In an interview on Joy FM’s Super Morning Show on Wednesday, Prof Gyampo said that commentary was unnecessary.

“We all heard what Nana Opoku Agyemang said, and we also heard Napo speak. In my view, the dismissive description of Kwame Nkrumah, a global icon who has been described as the president of the whole century, was unnecessary condescension.”
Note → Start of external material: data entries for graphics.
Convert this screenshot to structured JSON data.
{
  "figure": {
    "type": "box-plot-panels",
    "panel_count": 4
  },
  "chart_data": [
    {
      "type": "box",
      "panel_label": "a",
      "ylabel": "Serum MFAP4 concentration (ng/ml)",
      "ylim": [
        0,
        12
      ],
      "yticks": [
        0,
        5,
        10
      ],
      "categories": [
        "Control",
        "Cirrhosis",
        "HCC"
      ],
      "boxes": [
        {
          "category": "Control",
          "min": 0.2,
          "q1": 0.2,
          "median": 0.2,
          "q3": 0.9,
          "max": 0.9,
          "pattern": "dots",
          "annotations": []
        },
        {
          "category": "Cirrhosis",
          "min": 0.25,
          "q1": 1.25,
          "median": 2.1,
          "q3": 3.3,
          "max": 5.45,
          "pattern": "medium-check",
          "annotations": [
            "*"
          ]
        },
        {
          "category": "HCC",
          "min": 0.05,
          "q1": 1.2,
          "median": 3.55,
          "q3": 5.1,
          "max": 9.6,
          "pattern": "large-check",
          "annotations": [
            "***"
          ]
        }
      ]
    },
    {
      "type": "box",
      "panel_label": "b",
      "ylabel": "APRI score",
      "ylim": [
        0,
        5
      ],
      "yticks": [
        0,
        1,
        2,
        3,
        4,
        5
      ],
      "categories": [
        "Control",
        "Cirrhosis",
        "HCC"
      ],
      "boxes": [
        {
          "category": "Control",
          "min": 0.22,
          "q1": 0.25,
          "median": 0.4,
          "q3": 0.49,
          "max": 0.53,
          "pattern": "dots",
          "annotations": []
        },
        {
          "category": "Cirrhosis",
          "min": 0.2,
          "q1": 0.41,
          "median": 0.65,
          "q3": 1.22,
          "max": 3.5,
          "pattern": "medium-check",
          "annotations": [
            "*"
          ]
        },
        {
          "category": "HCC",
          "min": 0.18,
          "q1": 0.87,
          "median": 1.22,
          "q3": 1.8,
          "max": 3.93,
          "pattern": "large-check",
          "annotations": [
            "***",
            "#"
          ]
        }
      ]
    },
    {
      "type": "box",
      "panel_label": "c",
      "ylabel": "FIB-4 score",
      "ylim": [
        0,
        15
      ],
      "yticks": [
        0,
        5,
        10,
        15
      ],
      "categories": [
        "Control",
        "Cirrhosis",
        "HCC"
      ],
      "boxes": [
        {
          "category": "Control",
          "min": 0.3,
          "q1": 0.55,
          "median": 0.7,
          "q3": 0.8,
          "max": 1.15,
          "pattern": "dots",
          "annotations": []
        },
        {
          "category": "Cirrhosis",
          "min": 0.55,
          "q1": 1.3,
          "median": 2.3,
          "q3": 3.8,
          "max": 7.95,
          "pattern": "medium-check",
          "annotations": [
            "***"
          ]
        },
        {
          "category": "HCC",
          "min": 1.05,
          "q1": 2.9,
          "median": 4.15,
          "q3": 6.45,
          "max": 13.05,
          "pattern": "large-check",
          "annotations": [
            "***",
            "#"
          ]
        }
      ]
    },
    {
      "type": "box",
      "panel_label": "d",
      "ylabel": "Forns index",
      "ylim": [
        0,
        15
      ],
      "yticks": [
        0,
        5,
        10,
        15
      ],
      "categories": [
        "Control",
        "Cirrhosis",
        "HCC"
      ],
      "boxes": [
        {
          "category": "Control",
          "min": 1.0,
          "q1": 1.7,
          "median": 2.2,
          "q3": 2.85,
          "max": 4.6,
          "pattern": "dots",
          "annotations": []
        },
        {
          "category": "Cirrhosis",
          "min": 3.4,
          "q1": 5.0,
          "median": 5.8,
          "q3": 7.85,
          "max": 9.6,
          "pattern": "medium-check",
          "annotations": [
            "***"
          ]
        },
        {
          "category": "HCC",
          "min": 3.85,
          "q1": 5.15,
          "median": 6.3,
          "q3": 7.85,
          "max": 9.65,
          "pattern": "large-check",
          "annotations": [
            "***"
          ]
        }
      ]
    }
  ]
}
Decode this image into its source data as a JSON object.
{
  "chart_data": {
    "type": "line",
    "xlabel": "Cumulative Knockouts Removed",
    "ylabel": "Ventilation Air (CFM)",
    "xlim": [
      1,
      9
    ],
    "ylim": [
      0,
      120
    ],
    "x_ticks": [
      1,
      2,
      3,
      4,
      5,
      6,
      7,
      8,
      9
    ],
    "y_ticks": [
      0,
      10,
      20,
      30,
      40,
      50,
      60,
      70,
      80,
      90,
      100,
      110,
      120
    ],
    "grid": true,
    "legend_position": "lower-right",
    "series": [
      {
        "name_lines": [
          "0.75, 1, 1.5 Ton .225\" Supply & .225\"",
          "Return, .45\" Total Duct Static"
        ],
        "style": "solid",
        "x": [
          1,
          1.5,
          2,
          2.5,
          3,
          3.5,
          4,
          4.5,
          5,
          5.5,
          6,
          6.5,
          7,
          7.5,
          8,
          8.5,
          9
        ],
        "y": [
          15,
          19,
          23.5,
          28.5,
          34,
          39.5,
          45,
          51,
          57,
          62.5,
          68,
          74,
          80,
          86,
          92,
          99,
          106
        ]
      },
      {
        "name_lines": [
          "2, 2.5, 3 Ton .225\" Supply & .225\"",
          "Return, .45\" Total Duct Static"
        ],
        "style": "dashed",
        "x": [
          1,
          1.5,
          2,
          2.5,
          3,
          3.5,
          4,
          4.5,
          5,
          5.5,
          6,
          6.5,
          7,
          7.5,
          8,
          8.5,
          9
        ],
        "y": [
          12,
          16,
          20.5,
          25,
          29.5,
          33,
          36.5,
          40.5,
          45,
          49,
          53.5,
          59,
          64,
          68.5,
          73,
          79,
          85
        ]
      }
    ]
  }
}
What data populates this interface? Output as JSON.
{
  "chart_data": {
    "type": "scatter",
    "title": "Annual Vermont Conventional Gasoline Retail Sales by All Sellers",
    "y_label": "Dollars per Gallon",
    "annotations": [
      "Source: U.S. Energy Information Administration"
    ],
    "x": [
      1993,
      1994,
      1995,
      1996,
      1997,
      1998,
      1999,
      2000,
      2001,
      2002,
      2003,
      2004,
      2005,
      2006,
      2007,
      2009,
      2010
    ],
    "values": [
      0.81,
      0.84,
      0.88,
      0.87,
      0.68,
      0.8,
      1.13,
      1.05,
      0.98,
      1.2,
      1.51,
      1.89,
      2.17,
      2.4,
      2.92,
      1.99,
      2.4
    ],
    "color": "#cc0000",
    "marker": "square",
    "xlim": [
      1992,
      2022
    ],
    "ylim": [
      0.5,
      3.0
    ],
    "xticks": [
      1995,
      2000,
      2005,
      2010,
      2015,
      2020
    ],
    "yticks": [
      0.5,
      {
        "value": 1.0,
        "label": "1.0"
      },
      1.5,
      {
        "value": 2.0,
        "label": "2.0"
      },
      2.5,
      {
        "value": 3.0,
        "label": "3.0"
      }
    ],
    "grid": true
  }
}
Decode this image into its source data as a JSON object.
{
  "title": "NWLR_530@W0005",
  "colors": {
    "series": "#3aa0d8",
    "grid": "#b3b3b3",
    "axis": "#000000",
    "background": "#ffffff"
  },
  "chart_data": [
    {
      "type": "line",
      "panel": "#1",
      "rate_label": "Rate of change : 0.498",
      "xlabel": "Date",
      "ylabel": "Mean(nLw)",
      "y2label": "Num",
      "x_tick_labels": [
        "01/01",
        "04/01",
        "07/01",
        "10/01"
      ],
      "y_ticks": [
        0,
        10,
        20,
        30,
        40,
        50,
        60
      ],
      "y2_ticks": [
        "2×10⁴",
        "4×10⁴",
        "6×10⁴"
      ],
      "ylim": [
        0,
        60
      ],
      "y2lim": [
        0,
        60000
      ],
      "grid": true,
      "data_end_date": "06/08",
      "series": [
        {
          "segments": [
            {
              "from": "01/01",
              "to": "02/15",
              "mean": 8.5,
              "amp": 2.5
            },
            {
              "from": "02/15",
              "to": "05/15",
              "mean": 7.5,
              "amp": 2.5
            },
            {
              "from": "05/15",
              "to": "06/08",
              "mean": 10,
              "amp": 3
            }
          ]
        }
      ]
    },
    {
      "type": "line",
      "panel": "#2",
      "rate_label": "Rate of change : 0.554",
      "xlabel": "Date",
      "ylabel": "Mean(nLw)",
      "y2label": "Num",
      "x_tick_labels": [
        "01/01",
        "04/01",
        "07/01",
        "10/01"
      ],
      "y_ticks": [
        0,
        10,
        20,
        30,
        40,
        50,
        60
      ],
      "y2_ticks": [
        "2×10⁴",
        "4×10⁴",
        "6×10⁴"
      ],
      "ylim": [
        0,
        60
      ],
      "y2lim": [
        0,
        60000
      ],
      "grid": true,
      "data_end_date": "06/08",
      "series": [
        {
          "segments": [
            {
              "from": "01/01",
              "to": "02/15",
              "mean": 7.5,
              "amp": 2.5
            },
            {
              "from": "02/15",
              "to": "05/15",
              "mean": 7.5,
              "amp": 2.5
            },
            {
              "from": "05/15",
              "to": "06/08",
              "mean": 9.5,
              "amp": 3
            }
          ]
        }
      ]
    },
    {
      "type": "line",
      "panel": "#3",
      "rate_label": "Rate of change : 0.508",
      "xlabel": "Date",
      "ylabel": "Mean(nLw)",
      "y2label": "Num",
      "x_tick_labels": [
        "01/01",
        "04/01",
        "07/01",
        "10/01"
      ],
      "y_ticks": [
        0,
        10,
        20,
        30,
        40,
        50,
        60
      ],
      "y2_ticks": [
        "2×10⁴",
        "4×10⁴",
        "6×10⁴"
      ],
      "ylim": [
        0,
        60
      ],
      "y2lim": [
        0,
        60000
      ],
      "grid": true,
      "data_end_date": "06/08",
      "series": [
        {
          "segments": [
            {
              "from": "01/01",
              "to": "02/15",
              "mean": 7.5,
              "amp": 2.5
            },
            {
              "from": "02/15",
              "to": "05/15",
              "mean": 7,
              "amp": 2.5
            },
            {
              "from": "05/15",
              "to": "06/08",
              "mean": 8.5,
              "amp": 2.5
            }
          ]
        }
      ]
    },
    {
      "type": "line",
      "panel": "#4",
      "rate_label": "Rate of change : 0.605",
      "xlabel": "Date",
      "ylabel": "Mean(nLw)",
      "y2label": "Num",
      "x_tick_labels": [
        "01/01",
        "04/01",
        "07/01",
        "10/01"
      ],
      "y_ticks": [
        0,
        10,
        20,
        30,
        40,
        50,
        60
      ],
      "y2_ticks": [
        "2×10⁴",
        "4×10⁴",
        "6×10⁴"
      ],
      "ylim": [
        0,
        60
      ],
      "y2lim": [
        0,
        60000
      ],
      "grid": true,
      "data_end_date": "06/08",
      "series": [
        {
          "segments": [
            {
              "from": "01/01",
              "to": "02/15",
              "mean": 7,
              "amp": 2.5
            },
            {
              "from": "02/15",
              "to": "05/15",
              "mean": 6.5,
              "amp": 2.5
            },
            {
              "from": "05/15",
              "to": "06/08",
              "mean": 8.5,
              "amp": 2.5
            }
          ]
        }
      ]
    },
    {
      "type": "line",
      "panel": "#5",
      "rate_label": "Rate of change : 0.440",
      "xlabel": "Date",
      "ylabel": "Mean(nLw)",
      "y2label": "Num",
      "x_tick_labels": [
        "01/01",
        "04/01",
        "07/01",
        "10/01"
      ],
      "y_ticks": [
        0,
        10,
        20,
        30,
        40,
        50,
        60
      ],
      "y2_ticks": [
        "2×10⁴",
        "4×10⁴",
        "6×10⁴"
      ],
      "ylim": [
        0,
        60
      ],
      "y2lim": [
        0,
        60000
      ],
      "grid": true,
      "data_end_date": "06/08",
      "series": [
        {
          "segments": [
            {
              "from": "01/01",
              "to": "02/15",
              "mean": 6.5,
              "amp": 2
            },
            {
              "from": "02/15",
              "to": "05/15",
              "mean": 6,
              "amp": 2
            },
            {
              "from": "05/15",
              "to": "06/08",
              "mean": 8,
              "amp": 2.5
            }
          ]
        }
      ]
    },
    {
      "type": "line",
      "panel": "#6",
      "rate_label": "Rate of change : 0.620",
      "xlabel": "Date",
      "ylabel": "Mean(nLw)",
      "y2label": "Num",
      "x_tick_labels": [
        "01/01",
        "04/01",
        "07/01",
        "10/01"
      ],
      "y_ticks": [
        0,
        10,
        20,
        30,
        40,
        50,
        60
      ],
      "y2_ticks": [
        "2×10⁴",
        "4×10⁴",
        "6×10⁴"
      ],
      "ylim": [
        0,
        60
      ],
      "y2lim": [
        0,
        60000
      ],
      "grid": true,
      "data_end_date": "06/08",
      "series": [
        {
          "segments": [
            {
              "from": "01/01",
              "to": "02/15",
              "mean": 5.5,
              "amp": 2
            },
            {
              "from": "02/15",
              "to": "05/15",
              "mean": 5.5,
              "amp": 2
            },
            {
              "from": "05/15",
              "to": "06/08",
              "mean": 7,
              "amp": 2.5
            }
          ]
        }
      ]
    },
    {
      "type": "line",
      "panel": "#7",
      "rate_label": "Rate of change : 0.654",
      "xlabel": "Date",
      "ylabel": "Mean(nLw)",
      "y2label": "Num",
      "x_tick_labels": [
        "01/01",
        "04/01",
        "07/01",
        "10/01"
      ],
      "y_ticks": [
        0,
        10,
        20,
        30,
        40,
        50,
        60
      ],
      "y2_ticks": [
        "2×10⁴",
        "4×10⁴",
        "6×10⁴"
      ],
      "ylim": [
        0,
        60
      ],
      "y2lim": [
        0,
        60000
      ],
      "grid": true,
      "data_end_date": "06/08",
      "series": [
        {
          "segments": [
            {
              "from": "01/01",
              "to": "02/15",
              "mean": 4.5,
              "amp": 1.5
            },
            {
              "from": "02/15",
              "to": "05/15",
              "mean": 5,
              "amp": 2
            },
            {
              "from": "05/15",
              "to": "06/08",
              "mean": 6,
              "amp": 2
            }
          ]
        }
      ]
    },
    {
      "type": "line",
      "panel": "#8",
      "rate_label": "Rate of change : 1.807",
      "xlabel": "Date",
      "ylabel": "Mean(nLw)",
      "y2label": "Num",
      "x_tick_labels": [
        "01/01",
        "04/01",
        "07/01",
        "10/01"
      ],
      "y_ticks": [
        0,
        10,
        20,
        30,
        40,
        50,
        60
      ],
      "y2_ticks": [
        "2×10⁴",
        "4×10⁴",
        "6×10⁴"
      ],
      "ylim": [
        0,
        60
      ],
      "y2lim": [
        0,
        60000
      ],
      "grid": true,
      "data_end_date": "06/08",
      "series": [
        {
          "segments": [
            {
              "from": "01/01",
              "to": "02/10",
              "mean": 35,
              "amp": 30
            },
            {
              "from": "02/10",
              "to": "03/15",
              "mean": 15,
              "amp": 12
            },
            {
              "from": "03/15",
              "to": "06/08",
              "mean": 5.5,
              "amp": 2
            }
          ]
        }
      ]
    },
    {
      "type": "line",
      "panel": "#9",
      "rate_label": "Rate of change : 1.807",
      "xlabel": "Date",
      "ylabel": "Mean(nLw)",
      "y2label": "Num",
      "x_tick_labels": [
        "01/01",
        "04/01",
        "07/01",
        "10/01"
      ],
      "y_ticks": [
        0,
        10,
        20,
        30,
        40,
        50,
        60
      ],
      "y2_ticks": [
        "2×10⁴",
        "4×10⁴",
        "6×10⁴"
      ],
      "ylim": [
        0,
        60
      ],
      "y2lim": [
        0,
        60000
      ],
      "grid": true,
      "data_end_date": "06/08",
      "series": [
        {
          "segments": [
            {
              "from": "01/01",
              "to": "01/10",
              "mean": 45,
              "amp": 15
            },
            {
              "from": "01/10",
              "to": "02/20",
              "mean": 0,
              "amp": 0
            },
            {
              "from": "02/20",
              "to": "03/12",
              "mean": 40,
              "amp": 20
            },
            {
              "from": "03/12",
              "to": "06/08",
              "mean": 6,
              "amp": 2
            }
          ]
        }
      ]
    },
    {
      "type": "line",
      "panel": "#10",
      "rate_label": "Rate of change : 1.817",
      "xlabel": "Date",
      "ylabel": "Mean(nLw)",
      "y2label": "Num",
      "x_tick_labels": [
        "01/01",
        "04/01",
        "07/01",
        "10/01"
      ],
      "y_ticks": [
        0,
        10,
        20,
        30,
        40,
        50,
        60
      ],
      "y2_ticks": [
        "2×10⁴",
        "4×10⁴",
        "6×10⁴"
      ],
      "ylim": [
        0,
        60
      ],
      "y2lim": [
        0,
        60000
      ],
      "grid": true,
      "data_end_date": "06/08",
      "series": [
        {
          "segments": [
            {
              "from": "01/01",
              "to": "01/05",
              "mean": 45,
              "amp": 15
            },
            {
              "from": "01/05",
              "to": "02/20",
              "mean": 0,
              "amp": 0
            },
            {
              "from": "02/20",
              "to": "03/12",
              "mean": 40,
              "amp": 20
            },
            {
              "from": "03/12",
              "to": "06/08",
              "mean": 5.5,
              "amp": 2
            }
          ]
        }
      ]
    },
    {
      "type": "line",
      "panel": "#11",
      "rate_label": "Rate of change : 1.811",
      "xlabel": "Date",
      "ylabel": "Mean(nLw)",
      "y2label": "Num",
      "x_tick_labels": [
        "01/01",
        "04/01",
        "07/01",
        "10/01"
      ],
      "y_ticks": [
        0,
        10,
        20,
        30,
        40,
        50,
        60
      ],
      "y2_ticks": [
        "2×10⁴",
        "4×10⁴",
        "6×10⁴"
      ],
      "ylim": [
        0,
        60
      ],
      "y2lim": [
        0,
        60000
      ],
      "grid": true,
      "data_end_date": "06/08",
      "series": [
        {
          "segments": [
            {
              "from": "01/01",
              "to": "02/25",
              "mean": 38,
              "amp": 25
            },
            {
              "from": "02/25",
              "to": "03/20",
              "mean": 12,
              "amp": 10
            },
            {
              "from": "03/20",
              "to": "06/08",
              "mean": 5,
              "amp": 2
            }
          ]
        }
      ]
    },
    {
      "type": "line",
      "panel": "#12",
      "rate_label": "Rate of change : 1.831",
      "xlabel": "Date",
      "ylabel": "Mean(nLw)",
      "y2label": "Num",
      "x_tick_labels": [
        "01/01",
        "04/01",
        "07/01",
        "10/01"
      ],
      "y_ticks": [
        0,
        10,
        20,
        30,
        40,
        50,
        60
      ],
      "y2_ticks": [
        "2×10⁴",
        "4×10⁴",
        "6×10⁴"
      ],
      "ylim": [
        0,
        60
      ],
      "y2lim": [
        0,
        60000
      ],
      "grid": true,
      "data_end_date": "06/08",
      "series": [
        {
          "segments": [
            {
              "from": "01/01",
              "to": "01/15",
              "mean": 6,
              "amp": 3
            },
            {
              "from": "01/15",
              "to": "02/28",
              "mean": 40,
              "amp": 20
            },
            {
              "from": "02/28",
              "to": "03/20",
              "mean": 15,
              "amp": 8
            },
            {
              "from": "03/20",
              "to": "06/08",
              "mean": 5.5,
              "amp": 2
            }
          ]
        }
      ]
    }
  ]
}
Mr Gyampo highlighted the importance of differentiating between being brutally frank and being tactful. He warned that without this distinction, party communicators would need to perform damage control after every public statement, using the current social media expression,“them go explain Taya”

He noted that one can be assertive and honest in a convincing manner without resorting to derogatory language, likening inappropriate communication to selling medicine or making altar calls at a church crusade in a simple community.

“Ultimately, the orientation and beliefs of the audience should guide the approach. I’m still wondering whether this aligns with the complementarity Dr Mahamudu Bawumia seeks. Yes, his running mate may complement him in terms of hard work and forthrightness, but is the manner in which he expresses this forthrightness truly complementary? It can be both advantageous and disadvantageous, depending on where one finds himself.”

Prof Gyampo illustrated his point with a personal anecdote: “When I was a student in the US, a student openly told our professor he was being stupid. To them, it was normal. I was very worried because, as an African, one cannot call a professor stupid, nor speak to elders in such a manner.”

He concluded by stressing the importance of considering the Ghanaian context when Dr Bawumia’s running mate speaks. “Otherwise, he will give his communicators a lot of work to do.”